A beautiful film, and I love how it is told with scenes missing, and lacking normal exposition, and I like the material, dealing with the May 18th 1980 Gwanju Masacre in Korea, but the film kept me at a distance, and the ending did not fulfill me, so it is not nearly as good as May 18th, another film about this same incident, though worth seeing. Now there is quite the run-on sentence, ha! As I said I do love how the film is told, especially how it starts slipping back and forth in time and space, but as I said it is the ending that didn’t really sit too well with me.

The film stars with Oh Hyun-Woo (Ji Jin-hee 지진희) being released from prison after 17 years, and trying to fit back into society. Moving in with his now rich mother and trying to cope with being released. He slowly tries to get himself re-oriented to society, and a new world to him, one where his lover, Han Yoon-Hee (Yeom Jeong-ah 염정아) has died years before, without a word being able to passed between them since he went to prison. Eventually Hyun-Woo goes to search out his old life, and goes to the house in the country where he lived with Yoon-Hee, and looks through her paintings and things and starts to remember their time together.

REVIEW CONTAINS SPOILERS…The Old Garden

Hyun who remembers the time before his prison when he was on the run after the Gwanju massacre, hiding out, and trying to keep under the radar, barely keeping in contact with his friends. Yoon-Hee, who was a school teacher, took him in, and eventually got him to love her. The thing is as more and more of his friends were arrested, he felt more distance from her, and eventually against her wishes goes and turns himself in, and is arrested for 17 years, without being able to see her.

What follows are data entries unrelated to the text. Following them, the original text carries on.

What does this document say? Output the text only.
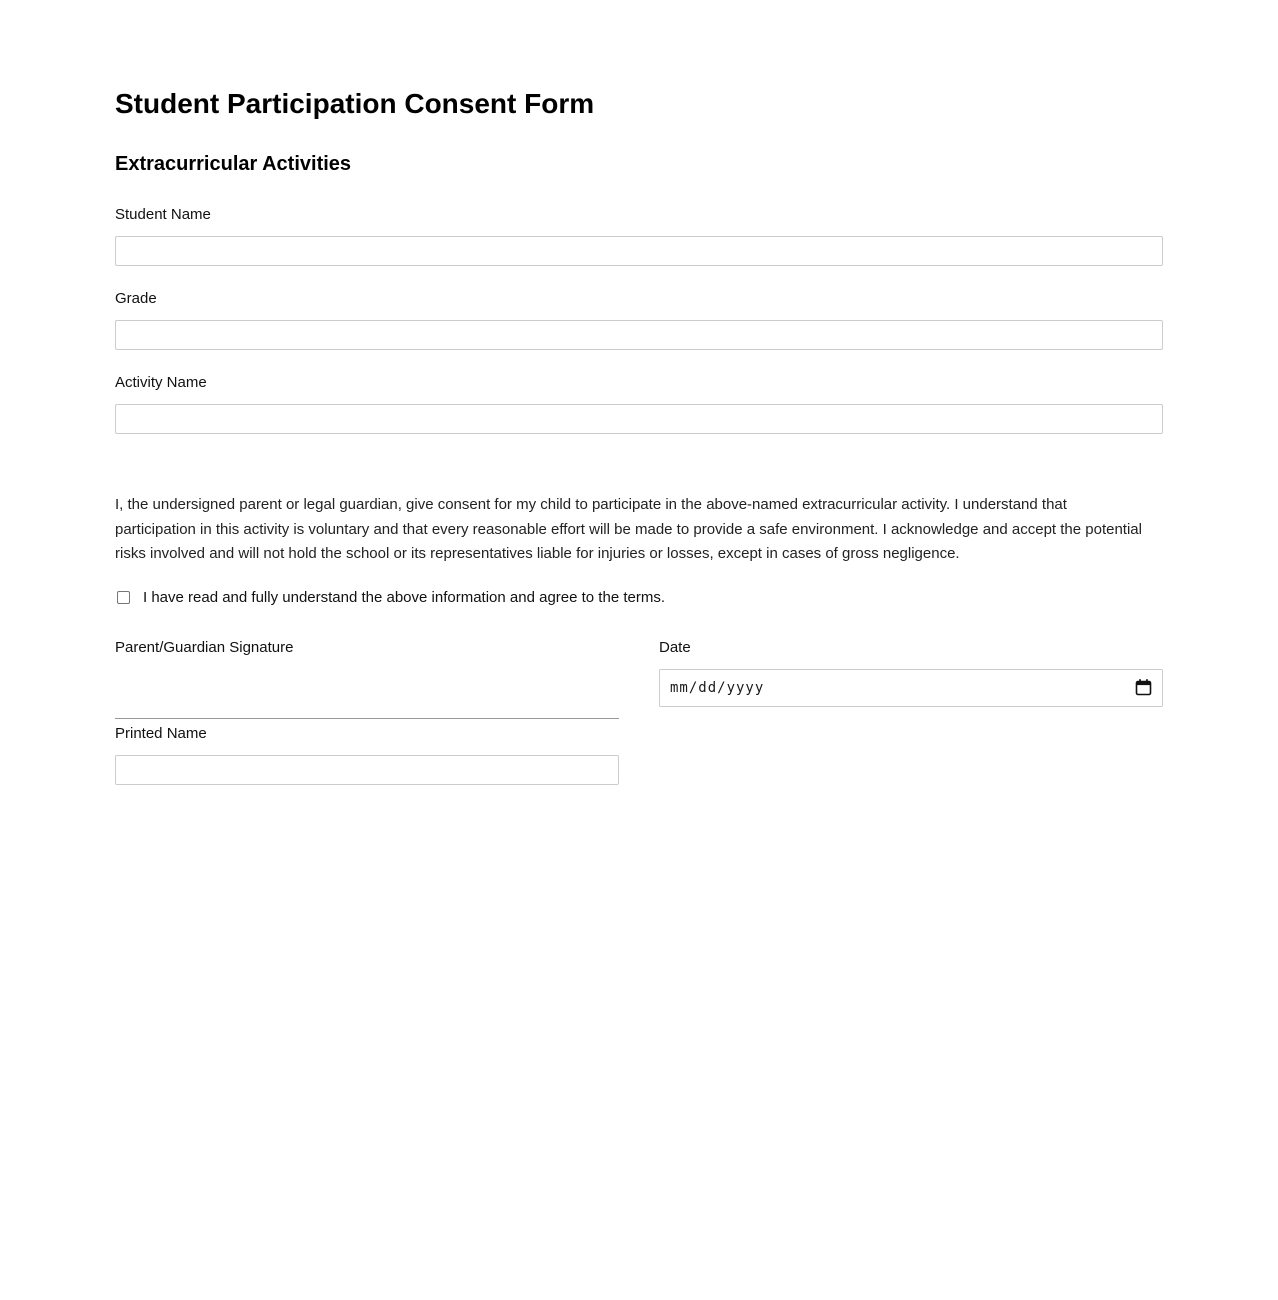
Student Participation Consent Form
Extracurricular Activities
Student Name
Grade
Activity Name

I, the undersigned parent or legal guardian, give consent for my child to participate in the above-named extracurricular activity. I understand that participation in this activity is voluntary and that every reasonable effort will be made to provide a safe environment. I acknowledge and accept the potential risks involved and will not hold the school or its representatives liable for injuries or losses, except in cases of gross negligence.

I have read and fully understand the above information and agree to the terms.
Parent/Guardian Signature
Printed Name
Date
mm/dd/yyyy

We then see the world from Yoon-Hee’s point of view, where she took this guy in, and loved him, and he left her. Even worse she was pregnant, and because she was brought in for having hardboard him, she is not allowed to contact him to even let him know that she is pregnant, so all she can do is have the child and raise it herself.

Yoon-Hee did leave her daughter with her mother, as she went to college, and took in a group of young radicals, as she painted. And she almost had a romance, but really couldn’t do it, and she painted and smoked, and eventually came down with cancer.

Yoon-Hee then went back to the house, and painted for the end of her life, until she died.

Hyun Woo in the present looks at the paintings, and finds out from the women whose house it is, where his daughter is, and he calls her and sets up a meeting, pretending to be a friend of her parents.

Hyun Woo meets his beautiful 17 year old daughter and gives her a painting from her mother, and the daughter tells him to not stay away for so long, seemingly not mad with him at all, for never having seen him, and having left her mother alone. And we see Hyun Woo trying to push away the ghost of Yoon-Hee who he also sees there.

••••

Now I did really enjoy the film up into the ending, but the fact that the daughter was so flippant over the father she had never seen before and who didn’t even admit to who he was, really threw me off. She says she was mad at her mom for leaving her, but now just missed her, but who wouldn’t be angry at their father, especially when he won’t even admit who he is.

Still I did love how the film was told and put together, more like a novel than a movie, and it really works.